富士通エフ・アイ・ピー(富士通FIP、米倉誠人社長)は9月27日、ゼンリン(高山善司社長)に対し、LGWAN上でアプリケーションを提供する事業者向けのクラウドサービス「LGWAN-ASP 基盤サービス」を提供すると発表した。ゼンリンは同サービスを活用し、2018年4月から全国の自治体向けに、住宅地図情報サービス「自治体向けGIS Application LGWAN(仮称)」を提供する。

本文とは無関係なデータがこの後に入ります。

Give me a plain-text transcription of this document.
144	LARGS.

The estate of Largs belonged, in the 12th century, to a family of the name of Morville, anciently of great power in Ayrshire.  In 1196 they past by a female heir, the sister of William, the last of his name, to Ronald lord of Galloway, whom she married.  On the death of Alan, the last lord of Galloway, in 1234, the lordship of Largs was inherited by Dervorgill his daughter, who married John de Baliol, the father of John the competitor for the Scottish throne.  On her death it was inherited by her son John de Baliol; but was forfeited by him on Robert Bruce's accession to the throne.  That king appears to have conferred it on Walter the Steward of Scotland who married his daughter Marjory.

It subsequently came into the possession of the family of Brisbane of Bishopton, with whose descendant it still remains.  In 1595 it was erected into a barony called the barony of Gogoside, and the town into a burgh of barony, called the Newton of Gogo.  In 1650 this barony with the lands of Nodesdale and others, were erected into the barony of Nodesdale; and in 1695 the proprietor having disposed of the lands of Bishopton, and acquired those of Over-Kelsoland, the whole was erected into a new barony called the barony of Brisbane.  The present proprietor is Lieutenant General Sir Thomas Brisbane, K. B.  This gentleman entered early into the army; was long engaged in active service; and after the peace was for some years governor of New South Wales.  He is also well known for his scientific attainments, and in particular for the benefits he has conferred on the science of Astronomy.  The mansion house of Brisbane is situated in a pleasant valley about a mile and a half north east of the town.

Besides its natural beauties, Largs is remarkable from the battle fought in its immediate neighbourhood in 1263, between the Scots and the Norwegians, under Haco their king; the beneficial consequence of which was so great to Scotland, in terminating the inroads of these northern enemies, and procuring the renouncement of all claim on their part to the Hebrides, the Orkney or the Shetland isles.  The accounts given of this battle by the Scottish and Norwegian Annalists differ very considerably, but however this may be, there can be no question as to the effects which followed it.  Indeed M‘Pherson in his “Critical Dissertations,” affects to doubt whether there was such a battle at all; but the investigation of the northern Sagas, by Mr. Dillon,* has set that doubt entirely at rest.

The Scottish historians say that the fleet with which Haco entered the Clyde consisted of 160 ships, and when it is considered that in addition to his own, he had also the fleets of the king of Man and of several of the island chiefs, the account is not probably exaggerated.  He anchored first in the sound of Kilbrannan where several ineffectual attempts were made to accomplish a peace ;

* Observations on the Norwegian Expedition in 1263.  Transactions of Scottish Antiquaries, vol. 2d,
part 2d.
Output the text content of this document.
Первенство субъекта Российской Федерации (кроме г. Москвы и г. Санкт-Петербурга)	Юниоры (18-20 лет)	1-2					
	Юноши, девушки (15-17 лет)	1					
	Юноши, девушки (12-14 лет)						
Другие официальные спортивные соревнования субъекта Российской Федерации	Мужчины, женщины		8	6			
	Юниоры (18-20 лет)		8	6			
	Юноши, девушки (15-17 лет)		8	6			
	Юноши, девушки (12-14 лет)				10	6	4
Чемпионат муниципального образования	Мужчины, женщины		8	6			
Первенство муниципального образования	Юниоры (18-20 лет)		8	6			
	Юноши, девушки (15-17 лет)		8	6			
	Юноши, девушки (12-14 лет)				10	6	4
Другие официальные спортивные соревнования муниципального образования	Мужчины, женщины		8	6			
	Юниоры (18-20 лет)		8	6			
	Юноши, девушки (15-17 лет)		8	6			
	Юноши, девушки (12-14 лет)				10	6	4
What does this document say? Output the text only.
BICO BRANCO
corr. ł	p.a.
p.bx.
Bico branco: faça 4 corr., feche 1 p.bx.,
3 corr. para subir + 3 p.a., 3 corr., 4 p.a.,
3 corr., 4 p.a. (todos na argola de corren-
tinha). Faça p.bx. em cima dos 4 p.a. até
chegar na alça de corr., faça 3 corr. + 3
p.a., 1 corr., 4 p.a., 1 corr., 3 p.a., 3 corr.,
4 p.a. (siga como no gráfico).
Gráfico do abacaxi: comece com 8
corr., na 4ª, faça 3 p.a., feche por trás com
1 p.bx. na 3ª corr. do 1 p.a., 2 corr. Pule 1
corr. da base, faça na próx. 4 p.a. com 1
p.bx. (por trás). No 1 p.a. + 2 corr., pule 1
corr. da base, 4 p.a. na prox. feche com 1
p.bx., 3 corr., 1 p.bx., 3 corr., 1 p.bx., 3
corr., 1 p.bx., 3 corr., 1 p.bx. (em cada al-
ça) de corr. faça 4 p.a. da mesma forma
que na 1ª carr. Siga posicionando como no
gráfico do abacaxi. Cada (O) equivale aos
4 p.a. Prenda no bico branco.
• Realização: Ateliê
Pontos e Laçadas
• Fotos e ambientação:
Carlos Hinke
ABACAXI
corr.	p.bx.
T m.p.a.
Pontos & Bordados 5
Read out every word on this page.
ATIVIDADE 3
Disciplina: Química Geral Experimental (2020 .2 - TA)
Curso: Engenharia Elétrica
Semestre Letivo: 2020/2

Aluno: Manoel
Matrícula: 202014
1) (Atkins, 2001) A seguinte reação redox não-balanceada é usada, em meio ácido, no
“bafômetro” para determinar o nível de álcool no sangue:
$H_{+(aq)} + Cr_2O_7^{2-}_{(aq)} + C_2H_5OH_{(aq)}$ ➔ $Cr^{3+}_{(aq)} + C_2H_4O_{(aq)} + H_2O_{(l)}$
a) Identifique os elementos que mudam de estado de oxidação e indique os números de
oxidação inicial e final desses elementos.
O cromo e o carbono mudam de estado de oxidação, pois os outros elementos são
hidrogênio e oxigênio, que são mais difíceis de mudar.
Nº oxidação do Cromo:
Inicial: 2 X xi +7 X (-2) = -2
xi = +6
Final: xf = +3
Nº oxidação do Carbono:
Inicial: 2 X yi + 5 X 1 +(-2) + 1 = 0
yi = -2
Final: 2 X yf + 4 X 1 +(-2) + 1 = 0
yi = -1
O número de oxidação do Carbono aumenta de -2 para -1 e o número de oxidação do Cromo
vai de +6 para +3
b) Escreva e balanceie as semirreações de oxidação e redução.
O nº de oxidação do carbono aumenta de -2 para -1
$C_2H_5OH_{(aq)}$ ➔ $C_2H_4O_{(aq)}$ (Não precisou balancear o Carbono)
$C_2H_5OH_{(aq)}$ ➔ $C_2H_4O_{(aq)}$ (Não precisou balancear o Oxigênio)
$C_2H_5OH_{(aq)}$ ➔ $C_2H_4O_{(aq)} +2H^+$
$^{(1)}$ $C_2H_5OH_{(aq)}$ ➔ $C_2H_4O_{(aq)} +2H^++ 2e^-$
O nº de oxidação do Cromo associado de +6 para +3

 従来、住宅地図を利用する自治体では、庁内にサーバーなどを設置するオンプレミス型が一般的な導入形態だった。しかし、近年はサーバーなどの設置が不要で利便性が高く、初期投資も抑制できるクラウド型サービスの提供を求める声が増えていた。これに加え、自治体は総務省の求めに応じ、マイナンバーによる情報連携に活用されるLGWAN環境のセキュリティ確保に資するため、LGWANなどの業務で利用するLGWAN接続系とインターネット接続系のネットワークを分離していた。

 こうした状況を受けゼンリンでは、利便性の向上とセキュリティの維持を両立するため、LGWAN接続系のパソコンから利用できる住宅地図情報サービスが必要と判断し、富士通FIPのLGWAN-ASP 基盤サービスを活用して、自治体向けGIS Application LGWAN(仮称)の提供を決定した。同サービスにより自治体は、LGWAN接続系のパソコンから、市区町村の住宅地図や全国の広域地図、GISデータ配信などの機能を、各部門が管理する各種台帳と組み合わせて活用することで、業務の迅速化や効率化を図ることができる。

 今回ゼンリンが採用を決めたLGWAN-ASP 基盤サービスは、富士通FIPがアウトソーシングサービスの提供や、LGWAN上でのアプリケーション提供の支援で培ったインフラ構築・運用のノウハウを生かし、16年11月に販売を開始したアプリケーション事業者向けのクラウドサービス。最小限の初期投資により短期間でサービスを開始できるうえ、柔軟なリソース変更が可能。また、LGWAN特有の構成設計や申請対応、その後のインフラ構築から運用サポートまで、経験豊富なSEがサポートする。

 今後も富士通FIPでは、アプリケーション事業者に対するLGWAN-ASP基盤サービスや、各種ソリューションの提供を通じて、自治体の業務効率化や住民サービスの向上を支援していく考え。